At the same time, he was by no means inclined to hide his light under a bushel, and his verses contain many deliberately humorous references to his talents. “Had I not stepped forward as the Champion of my own Merit (which is deemed so necessary now-a-days for the obtention of public notice, not only by Authors, but by tête-makers, perfumers, elastic truss and Parliament-speech makers, &c., who, in the daily newspapers, are the heralds of their own splendid abilities),” he wrote in “Subjects for Painters,” “I might possibly be passed by without observation; and thus a great part of a poetical Immortality be sacrificed to a pitiful mauvaise honte.”
Of course he made many enemies, as every satirist must, but he bore attacks unflinchingly, as, indeed, every satirist should.
“Great are my Enemies in Trade, God knows:
There’s not a Poet but would stop my note;
With such a world of Spite their venom flows,
With such good-will the knaves would cut my throat.”

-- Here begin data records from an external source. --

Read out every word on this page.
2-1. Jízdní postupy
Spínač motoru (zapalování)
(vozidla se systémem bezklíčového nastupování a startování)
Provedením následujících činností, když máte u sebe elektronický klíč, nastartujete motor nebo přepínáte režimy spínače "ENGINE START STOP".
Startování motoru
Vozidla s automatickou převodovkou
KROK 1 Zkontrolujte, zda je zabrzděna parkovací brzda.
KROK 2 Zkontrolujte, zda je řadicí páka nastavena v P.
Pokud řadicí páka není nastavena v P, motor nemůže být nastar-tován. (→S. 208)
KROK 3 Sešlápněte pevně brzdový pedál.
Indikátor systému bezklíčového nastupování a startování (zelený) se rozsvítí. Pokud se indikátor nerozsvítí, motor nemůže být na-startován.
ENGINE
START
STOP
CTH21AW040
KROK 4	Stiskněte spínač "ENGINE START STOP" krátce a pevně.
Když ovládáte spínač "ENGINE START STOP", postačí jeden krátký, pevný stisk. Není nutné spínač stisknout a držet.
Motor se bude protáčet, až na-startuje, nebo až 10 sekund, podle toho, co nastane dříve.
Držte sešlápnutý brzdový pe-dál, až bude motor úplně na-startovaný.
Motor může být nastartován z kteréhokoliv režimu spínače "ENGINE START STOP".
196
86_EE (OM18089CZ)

As a rule he treated his revilers with good-humoured banter, but once a critic raised his ire by an unmerciful attack on his “Nil Admirari, or, A Smile at a Bishop,” in The Anti-Jacobin, in which he was styled, “this disgraceful subject, the profligate reviler of his sovereign and impudent blasphemer of his God.” Gifford at once issued as a counterblast, “An Epistle to Peter Pindar,” the savagery of which made the subject so sore that he endeavoured to thrash the author, who, however, had the best of the struggle.